How to let an AI agent work in your repo without leaking your secrets
2026-07-12
Coding agents now run with your shell. They read your files and run your build. They push commits under your name. That is the point of them. It also means every plaintext secret on your disk is readable by the agent, and by every backup or synced folder that copies your working directory. A token in a text file was a small risk when only you could read it. It is a larger one the moment something else is holding the keyboard.
This is the question an agent-readiness audit asks about your product, turned inward. If you care how a third party exposes data to an agent, your own machine is the first place to get it right.
Here is the posture I would defend, the reasoning behind it, and one Windows trap that cost me an afternoon.
Keep secrets out of plaintext files
The old habit is a token in a dotfile, a key in .npmrc, an unencrypted service account JSON sitting next to the code. It works because the file is only yours. An agent breaks that assumption. So does a leaked backup, a synced folder, or someone watching a screen-share.
Move every secret into storage the operating system encrypts and scopes to your account. On Windows that is the Data Protection API. On macOS the Keychain. On Linux libsecret through the Secret Service. The value is encrypted at rest, only your logged-in account can decrypt it, and a copied file is useless to anyone else. Your scripts ask for the secret when they run instead of reading it off disk.
Git credentials through a credential manager
Most people still authenticate git with a personal access token pasted into a credentials file. Drop that. Use a credential manager that speaks OAuth, so the token lives in the OS store, refreshes on its own, and never lands in a file you can commit or copy by accident.
One trap to know if you are on Windows and your forge is not GitHub. The common advice is git-credential-oauth with the wincred store. That store writes to Windows Credential Manager, which caps a single entry at 2560 bytes. Some forges issue OAuth tokens well past that, and the write fails with a bare "CredWrite failed" while fetch still works, so nothing looks wrong until you notice every command re-authenticating. Git Credential Manager handles the large token by splitting it across entries and refreshes it silently. If a self-hosted GitLab, Gitea, or Forgejo keeps opening a browser prompt on push, this is usually why.
A small vault for everything else
Credential managers are built to store one username and password per host. They are the wrong shape for an API key you set as an environment variable, or a private key you would rather not keep as a loose file. Some values also run past the size limit above.
For those, a small file based vault does the job. Encrypt each value with the same OS primitive, keep them in one file, and give it a get command. A deploy script then reads the token when it runs, setting the environment variable from that call instead of from a file on disk. The file is encrypted and tied to your account, so a backup or a stray copy exposes nothing.
Two caveats. A vault tied to your OS user cannot be decrypted after a reinstall, so keep an offline backup of anything you cannot regenerate, like a private signing key. And do not write your own crypto here. Call the OS primitive. It is audited, and it is the same mechanism your credential manager already trusts.
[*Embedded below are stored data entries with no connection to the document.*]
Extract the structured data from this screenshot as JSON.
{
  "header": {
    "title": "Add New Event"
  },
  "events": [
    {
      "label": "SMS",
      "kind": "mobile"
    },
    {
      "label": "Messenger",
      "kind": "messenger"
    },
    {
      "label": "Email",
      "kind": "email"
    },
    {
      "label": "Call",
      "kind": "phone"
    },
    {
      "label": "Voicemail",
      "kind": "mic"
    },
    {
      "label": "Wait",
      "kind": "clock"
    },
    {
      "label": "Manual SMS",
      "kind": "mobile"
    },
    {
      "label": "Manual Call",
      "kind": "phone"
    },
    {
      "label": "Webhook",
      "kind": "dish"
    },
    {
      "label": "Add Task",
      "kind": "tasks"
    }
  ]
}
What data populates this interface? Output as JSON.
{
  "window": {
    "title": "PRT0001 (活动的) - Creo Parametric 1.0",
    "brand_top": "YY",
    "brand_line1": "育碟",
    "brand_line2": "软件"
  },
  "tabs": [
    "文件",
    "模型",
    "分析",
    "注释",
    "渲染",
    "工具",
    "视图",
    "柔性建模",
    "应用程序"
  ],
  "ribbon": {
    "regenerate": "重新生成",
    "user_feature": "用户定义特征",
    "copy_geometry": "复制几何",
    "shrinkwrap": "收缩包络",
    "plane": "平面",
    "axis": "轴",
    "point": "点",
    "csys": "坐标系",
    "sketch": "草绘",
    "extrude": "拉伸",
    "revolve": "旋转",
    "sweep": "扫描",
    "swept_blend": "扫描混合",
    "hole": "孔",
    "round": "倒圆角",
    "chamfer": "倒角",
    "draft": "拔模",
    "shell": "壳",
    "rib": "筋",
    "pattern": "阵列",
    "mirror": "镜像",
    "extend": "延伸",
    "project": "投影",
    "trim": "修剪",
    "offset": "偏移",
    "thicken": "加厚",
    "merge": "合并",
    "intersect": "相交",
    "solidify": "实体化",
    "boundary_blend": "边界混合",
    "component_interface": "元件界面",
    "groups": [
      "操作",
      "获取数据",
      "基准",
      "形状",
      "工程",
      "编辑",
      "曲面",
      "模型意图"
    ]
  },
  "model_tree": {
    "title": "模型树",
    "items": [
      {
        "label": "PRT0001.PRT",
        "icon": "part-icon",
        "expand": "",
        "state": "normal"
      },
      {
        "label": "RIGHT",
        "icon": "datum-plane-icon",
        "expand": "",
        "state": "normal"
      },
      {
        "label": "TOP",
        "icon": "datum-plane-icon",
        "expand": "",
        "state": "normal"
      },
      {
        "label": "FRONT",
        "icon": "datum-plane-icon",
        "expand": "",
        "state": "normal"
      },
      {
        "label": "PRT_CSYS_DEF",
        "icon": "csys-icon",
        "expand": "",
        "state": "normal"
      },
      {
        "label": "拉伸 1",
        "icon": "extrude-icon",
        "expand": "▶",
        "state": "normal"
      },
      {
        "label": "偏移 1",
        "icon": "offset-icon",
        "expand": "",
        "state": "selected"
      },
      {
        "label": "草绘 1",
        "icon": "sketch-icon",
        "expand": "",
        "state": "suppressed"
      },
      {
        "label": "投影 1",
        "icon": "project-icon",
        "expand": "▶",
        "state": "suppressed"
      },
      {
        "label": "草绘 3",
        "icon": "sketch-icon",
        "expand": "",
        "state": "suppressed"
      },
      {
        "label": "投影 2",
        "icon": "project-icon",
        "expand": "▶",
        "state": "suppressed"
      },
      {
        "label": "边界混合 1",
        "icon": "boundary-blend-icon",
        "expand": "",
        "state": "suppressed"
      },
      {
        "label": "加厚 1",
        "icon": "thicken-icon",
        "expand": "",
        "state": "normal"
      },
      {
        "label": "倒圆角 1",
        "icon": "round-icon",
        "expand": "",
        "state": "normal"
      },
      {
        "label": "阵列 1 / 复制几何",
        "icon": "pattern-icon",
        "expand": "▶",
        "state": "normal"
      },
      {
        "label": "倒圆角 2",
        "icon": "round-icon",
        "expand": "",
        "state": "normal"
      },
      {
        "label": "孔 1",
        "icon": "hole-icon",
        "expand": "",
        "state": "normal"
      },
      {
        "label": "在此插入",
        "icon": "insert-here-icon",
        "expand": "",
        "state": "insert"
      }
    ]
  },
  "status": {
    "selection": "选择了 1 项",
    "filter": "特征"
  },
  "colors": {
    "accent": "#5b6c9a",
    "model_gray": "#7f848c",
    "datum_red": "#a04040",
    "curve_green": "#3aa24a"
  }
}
Why this matters for buyers
I build this into my own setup because I sell the audit that checks for it. A prospect who asks for an NDA is asking a real question about whether you treat access seriously or leave keys lying around while an agent works next to them. The honest answer shows in how you work, before it shows in any report.
None of this is exotic. It is one habit applied everywhere. The operating system holds the secret, encrypted and scoped to you, and the code asks for it when it needs it. An agent can then do its work in your repo without ever seeing a key in the clear.